Open p0sty opened 9 years ago
yayyy, now 10k long DM's are now in production, this is able to be done!
This is a really, really cool idea! Although, however, they've raised the character count for direct messages, the API still only seems to support 140 characters (here). When they, or if they decide to increase this character limit to 10,000 also, then this would be a seriously amazing addition to Keybase.
According to this post the API endpoint has been updated to reflect the increase to 10k characters
So is it in the API yet? :P
A prominent Australian journalist who uses keybase thinks I should give this a nudge regarding this request, so I am doing so - hoping for a response from a maintainer.
I'm hoping nearly 12 months is enough between bumps :)
I think we'll have a good story for this soon, although it'll be a bit different from what you're proposing here. A question about this solution: how would the website link to a twitter DM with it all filled in? I've found that we could redirect the sender to a link like this:
https://twitter.com/messages/compose?recipient_id=12345
which pops up a compose box, but I don't see any way of passing in an actual message body, without going through a full OAuth type API connection.
Recently twitter announced that they're going to be increasing the character limit for direct messages to 10,000 characters. This actually makes it a little more viable platform for direct encrypted messaging that a lot of people use, and keybase already allow you to 'verify' your twitter identity.
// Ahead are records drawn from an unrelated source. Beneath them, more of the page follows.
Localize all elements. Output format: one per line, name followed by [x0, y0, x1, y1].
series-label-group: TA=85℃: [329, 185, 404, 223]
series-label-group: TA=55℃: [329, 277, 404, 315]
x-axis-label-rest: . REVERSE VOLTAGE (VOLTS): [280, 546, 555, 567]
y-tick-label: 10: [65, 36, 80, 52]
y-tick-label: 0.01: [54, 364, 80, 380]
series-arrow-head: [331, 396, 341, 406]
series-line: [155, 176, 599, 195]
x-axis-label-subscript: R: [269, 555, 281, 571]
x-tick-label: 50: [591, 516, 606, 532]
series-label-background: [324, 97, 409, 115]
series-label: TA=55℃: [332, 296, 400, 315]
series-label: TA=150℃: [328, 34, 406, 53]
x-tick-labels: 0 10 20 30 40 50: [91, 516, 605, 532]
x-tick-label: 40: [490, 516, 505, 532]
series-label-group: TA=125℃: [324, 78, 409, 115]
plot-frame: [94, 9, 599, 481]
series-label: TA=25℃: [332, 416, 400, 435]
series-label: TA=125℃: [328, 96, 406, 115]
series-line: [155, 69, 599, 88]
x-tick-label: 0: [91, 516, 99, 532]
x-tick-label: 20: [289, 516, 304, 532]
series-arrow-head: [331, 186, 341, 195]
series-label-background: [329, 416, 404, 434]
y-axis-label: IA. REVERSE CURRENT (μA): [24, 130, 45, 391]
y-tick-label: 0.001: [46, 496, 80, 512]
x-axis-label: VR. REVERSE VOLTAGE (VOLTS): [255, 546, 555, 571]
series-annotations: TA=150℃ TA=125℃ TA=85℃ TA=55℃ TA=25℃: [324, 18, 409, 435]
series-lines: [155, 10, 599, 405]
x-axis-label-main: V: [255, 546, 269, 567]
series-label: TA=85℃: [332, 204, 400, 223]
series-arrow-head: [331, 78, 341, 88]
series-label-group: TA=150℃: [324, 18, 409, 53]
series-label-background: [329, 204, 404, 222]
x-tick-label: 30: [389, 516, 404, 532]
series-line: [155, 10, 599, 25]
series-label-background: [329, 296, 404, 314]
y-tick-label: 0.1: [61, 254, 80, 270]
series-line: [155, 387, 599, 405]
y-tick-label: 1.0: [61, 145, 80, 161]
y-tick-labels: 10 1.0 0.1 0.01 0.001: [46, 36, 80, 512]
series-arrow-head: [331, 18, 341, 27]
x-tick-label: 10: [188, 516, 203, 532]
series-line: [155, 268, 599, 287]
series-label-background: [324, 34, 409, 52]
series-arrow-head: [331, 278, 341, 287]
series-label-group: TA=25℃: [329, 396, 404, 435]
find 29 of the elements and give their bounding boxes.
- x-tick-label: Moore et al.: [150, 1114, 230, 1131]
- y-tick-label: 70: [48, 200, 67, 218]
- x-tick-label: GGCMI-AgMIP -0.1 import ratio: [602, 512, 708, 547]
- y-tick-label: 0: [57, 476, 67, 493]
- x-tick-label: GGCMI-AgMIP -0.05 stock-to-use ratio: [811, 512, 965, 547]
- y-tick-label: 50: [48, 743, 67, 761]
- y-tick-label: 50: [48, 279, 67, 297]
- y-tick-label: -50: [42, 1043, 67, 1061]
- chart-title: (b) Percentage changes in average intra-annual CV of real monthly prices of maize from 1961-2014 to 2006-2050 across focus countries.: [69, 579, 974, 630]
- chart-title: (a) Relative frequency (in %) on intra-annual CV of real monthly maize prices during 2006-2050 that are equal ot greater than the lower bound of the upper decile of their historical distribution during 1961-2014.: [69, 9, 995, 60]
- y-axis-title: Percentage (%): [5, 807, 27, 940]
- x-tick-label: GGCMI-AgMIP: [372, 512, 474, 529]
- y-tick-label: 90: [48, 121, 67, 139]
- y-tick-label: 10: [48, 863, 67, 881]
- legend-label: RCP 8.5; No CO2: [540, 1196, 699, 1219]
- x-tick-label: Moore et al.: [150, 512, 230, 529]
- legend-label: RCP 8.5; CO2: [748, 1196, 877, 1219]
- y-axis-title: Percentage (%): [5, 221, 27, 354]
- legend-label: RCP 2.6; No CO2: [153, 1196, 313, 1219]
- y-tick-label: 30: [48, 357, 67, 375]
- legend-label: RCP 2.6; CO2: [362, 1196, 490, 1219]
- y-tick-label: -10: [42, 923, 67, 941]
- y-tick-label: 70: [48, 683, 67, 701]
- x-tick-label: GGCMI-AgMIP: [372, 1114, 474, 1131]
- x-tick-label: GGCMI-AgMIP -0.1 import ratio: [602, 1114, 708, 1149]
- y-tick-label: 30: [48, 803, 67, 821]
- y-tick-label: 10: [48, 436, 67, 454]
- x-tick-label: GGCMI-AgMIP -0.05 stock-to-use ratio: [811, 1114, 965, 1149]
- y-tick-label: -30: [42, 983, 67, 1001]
What I'm suggesting is that if you're using the keybase website, on the 'encrypt page' there be a button next to 'Encrypt' that says 'Encrypt & Twitter DM' or something catchier. you already know the recipient from the recipient field and it would send the encrypted text via one click instead of that extra bit of copying and pasting.
As for the receiving of encrypted twitter messages, that too would be great but you'd need some sort of dedicated 'received encrypted messages' page. I really like keybase, but I think just adding these things that would allow for a bit less of a roadblock from a UI perspective of copying and pasting could really help Keybase take off.
A sort of expanded version of the abandoned project CrypTweet but with less reinventing the wheel that was necessary at the time :).
I know a lot of things here focus on the API, but the website really is quite slick but could be slicker and it'd be great from a 'for the masses' perspective to make it as easy to use as possible.